In Liu Cixin’s Three-Body Problem, survival depends on navigating a system where three forces pull at once. In today’s geopolitics, those forces are the United States, China, and the European Union. If Europe cannot match Washington or Beijing in hard power, Paris has become something else: neutral ground, a stage where rivals test ideas without the glare of capital politics.

This summer’s Asia Society Summer Summit in Paris made that logic visible. As Duncan Clark, founding trustee and co-chair of Asia Society France, told me, “We designed Paris as a place to transcend binaries — beyond ‘hawk’ or ‘dove,’ beyond capital-to-capital talking points. China’s decisions now shape supply chains, tech standards, and climate outcomes worldwide. You need a room where that complexity can be explored with rigor — and without theatrics.”

Paris is accessible, culturally disarming, and symbolically neutral: not Washington or Beijing. With political frictions still high between the U.S. and China, Paris offered a practical place for leading global professionals to come together.

Man speaks into the microphone on a stage while a woman looks on

Duncan Clark, founding trustee and co-chair of Asia Society France (right) and Valérie Terranova, executive director of Asia Society France.

“Paris works because it widens the circle,” Clark added. “You can seat American and Chinese experts together and also bring in distinctive European voices without forcing alignment.”

A Pan-European Stage

Lionel de Saint-Exupéry WG93, executive chairman of Saintex Capital Management and co-chairman and trustee of Asia Society France, expanded on that vision of diversity behind the event in a private interview with me.

“We brought together 35 speakers — academics, investors, policymakers, and cultural figures — and over 250 attendees from Europe, China, and the U.S. for a day of high-level dialogue,” he said. “The format enabled a rare triangulation of perspectives on China’s trajectory amid U.S. protectionism, Europe’s growth imperative, and China’s internal reforms and international ambitions.”

Sessions ranged from China’s transition to a consumer economy and its tech-superpower ambitions to E.U.-China relations, cultural trends, and innovation. The agenda revealed how Europe increasingly seeks to act as a moderating force.

“Europe is neither a passive observer nor a mere ally,” de Saint-Exupéry noted. “We are working to avoid forced choices, maintain economic ties with China, and preserve the transatlantic alliance.”

Paris as Salon — and Signal

Paris’s power lies less in decree than in choreography. In a three-body world, who shows up, how they sit, and what they stress are signals. American participants pressed on industrial policy and overcapacity; Chinese experts emphasized Europe’s needs in EVs and batteries; Europeans spoke of de-risking without decoupling. No one shifted position, but everyone left with a sharper read on tone and priorities.

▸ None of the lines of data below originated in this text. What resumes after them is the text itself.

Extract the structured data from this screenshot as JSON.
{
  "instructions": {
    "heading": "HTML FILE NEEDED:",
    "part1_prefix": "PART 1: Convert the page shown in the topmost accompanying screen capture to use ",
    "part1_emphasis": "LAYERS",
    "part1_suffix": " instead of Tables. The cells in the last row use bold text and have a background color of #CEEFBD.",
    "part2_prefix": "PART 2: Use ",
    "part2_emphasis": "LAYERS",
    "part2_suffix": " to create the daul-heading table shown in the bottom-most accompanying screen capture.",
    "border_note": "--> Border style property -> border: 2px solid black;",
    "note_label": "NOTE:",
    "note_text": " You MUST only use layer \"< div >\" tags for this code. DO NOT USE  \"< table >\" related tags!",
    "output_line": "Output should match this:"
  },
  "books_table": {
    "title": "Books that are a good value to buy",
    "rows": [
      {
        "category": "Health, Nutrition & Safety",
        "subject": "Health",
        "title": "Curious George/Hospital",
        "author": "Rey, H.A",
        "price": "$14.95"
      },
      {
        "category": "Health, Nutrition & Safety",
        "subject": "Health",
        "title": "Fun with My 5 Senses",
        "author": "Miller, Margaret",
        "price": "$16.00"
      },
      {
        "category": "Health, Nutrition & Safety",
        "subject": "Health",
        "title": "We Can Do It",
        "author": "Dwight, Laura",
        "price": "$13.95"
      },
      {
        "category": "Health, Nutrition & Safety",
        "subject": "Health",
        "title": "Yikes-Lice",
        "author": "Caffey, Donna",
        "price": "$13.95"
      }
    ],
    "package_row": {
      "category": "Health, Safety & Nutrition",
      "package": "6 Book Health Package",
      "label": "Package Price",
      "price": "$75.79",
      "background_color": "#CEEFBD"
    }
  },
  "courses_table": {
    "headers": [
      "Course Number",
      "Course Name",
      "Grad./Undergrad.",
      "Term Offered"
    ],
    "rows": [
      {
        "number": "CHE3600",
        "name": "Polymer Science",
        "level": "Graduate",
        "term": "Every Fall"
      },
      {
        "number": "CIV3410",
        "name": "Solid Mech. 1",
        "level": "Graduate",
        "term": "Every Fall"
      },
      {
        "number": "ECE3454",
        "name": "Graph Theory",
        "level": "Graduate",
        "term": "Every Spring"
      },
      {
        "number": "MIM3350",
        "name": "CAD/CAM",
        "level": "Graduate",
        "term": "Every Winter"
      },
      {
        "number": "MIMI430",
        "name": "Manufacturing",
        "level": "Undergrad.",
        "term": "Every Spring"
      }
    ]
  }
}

For investors, that calibration is alpha. It informs portfolio hedges, supply-chain rewiring, market-entry timing, and compliance bets across overlapping regimes of AI governance, carbon border adjustments, and export controls.

Looking ahead to the next summit, de Saint-Exupéry predicted the event could spark new ideas among the Wharton community. “For Wharton students, alumni, and faculty, [the summit] is a strategic compass — an invitation to rethink engagement with China not just as a market, but as a shaping force in technology, industrialization, governance, and global rules,” de Saint-Exupéry added. “We’d be delighted to welcome Whartonites in Paris next July.”

Paris cannot dictate outcomes, but its capacity to host, mediate, and amplify nuance has become a strategic asset. In a world of unstable orbits, a stable stage matters.

If Washington is the courtroom and Beijing the fortress, Paris is the salon — a place to surface nuance, test ideas, and preview what can be decided. For executives and investors navigating the U.S.-China rivalry, the lesson is clear: Watch Paris. You won’t see the final act there, but you will see the next scene being blocked.

 

Andy Mok WG02 is based in Beijing at the intersection of technology, finance, and geopolitics. A former Hong Kong-based venture capital and private equity investor, he briefs global financial institutions on China’s innovation strategy, appears regularly on international TV, and writes on the strategic implications of China’s tech policies. He holds a Wharton MBA and an MA in China studies from Johns Hopkins SAIS and is a past president of the Wharton Club of Beijing.